"Result of Mount Dajo Fight- Those in the Trench are 'Good Moros'" (1907) from The Forbidden Book
Who Are You? A Survey of the Fil Am Self
Street Dance, Time Travel, and a Zoo
The Owners, the Workers, and the Street
Today, I attended a local Philippine Independence Day festival. It was humungous! So many lovely people.
But something stuck out on this otherwise beautiful day-- the complete reverence towards U.S. militarism (which is typical in many Filipino events like this), such as the patriotic recital of the American National Anthem, the ceremonial raising of the American flag (along with the Philippine flag, I think right behind the American one), and the heavy presence of U.S. military recruiters.
Philippine Independence. What a funny concept that we celebrate in June (and July). Just how “independent” is the Philippines?
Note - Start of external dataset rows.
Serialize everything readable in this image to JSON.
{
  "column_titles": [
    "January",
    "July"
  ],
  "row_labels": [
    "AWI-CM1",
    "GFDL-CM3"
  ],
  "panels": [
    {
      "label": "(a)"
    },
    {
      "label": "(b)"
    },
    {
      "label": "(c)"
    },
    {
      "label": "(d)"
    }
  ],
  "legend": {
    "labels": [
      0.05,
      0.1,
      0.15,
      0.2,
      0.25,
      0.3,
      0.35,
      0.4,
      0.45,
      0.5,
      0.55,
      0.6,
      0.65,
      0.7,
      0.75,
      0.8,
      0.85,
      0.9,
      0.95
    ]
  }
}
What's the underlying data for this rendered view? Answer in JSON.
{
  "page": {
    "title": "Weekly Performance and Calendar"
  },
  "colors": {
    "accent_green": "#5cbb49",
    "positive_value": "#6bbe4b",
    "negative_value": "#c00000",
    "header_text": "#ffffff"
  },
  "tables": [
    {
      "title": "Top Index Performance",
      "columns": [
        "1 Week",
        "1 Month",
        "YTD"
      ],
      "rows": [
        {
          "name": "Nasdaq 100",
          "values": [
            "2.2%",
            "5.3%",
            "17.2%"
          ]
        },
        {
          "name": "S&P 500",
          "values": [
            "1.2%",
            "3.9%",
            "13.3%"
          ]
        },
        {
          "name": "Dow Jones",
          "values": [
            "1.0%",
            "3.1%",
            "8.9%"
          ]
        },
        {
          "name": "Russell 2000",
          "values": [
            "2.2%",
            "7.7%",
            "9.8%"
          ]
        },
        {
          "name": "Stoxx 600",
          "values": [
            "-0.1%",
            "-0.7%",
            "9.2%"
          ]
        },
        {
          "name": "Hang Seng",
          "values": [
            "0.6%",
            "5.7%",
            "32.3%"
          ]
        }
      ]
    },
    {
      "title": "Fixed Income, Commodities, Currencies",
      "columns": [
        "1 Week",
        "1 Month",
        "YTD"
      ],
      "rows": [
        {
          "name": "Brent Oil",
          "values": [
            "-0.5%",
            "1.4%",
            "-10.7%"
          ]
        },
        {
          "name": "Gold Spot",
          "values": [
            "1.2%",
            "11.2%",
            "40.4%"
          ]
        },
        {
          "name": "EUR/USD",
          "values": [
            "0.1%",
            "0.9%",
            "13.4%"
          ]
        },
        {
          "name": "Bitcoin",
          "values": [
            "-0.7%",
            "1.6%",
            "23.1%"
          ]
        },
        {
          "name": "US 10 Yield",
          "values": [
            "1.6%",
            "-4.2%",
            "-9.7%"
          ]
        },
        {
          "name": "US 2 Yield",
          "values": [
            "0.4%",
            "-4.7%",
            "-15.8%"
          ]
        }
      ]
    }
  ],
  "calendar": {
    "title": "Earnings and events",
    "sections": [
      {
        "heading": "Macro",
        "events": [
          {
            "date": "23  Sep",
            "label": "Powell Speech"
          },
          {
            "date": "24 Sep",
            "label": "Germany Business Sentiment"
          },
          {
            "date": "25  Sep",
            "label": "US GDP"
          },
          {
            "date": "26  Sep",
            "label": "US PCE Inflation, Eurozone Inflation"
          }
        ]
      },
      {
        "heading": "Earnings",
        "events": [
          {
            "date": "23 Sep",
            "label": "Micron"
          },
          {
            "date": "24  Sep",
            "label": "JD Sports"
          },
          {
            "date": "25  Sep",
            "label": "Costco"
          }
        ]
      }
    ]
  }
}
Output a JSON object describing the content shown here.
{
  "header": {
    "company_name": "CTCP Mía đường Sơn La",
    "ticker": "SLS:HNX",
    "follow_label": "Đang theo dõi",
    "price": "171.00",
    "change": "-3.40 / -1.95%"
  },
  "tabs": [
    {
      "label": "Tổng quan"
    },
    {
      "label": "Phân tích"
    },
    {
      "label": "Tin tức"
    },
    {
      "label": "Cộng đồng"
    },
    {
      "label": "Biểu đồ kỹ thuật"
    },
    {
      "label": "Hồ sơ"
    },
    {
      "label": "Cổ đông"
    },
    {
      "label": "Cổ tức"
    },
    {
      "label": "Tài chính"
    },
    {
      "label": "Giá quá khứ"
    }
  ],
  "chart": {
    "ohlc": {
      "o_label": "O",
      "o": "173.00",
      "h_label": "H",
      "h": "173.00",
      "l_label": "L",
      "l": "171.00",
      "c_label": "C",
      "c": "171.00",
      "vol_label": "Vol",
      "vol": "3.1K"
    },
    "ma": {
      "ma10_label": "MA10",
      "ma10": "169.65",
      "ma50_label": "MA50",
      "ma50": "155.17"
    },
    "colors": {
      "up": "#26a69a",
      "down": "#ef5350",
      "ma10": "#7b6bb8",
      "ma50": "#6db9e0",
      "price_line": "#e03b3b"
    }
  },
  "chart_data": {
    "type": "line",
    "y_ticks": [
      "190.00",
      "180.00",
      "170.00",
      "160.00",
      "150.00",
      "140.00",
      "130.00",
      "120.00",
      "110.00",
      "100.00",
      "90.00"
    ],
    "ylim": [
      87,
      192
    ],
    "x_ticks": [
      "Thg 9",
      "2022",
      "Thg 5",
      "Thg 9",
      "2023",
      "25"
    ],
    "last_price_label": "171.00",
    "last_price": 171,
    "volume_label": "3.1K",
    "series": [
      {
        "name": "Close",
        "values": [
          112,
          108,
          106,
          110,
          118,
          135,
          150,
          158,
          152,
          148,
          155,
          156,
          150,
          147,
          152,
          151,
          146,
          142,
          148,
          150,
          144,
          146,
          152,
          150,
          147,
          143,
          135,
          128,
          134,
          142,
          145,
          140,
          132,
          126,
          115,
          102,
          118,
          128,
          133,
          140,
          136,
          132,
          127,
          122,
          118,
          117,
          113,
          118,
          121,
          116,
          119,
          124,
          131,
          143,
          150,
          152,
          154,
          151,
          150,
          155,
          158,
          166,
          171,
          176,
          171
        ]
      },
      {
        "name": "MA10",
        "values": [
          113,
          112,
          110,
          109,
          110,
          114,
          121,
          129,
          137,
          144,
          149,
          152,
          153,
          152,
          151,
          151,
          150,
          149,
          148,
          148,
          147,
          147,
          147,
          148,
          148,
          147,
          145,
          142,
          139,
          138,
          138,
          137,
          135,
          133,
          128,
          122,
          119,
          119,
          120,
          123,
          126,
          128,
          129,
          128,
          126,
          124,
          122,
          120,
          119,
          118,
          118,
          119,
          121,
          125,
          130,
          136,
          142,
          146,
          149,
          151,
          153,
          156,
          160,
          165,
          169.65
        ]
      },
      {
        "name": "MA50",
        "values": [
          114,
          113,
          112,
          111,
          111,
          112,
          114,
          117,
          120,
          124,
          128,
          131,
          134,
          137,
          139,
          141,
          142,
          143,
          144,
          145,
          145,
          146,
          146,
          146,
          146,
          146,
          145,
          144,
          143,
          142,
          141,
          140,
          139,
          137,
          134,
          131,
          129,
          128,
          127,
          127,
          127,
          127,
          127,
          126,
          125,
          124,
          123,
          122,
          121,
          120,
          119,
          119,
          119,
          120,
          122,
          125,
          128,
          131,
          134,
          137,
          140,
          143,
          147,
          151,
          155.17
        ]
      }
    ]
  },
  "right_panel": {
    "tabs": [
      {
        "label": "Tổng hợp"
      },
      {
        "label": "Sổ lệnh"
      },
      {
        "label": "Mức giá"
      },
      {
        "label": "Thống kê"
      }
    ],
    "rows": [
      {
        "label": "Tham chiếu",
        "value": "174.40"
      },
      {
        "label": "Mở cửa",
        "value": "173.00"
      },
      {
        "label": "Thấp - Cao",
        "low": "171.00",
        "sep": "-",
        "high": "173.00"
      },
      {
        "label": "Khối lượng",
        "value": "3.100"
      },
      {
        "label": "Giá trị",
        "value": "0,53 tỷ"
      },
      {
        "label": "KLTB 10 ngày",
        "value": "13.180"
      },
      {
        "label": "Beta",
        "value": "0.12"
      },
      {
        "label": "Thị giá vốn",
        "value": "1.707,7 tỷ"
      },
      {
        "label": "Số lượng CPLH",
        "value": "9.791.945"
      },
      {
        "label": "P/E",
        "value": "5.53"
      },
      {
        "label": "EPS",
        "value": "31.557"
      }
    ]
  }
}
I was reading this article "A Million Deaths? Genocide and the 'Filipino American' Condition of Possibility" by Dylan Rodriguez in the anthology Positively No Filipino Allowed. Basically, I think Rodriguez is arguing that “Filipino Americans” need to be critical of the blind and dangerous embrace of “Americaness” by Filipinos, given the very violent history inflicted on Filipinos by the U.S. military, and the very real cultural genocide in the islands.
In today's political atmosphere, what irks me is the total historical erasure of the U.S. aggression in the Philippines. The Iraq War is not the second Vietnam, but the third Philippines (the War on Vietnam being the second Philippines). This is why we should be weary of blind American patriotism, because the “freedom” and “pride” that Americans feel (regardless of ethnicity) comes at the expense of the “collateral damage” of U.S. conquest: our existence as a Union today is by virtue of U.S. violence in the Philippines, Cuba, Puerto Rico, Hawaii, Mexico, etc. The very notion of being an “American” is always shaped by who is "not American." And as Rodriguez suggests, the very death of some people (Filipinos, Indians, Blacks) always constitute the life of wholesome Americans.
One part of Rodriguez’s article really stood out to me. The author’s citing of a 1902 congressional testimony of Brigadier General Robert P. Hughes is instructive:
Gen. Hughes: They usually burned the village.
Sen. Rawlins: All of the houses in the village?
Gen. Hughes: Yes; every one of them.
Sen. Rawlins: What would become of the inhabitants?
Gen. Hughes: That was their lookout.
Sen. Rawlins: If these shacks were of no consequence what was the utility of their destruction?
Gen. Hughes: The destruction was as a punishment. They permitted these people [guerillas] to come in there and conceal themselves and they gave no sign…
Sen. Rawlins: The punishment in that case would fall, not upon the men, who could go elsewhere, but mainly upon the women and little children.
Gen. Hughes: The women and children are part of the family, and where you wish to inflict a punishment you can punish the man probably worse in that way than in any other.
Sen. Rawlins: But is that within the ordinary rules of civilized warfare? Of course you could exterminate the family, which would be still worse punishment.
Gen. Hughes: These people are not civilized.
Cite: Henry F. Graff, ed., American Imperialism and the Philippine Insurrection: Testimony Taken from Hearings on Affairs in the Philippine Islands before the Senate Committee on the Philippines—1902 (Boston: Little, Brown, 1969)
With plans to stay 100 years in Iraq and permanent military bases in the country, the question is can an Iraqi, like the Filipino, make an obedient "Little Brown Brother"?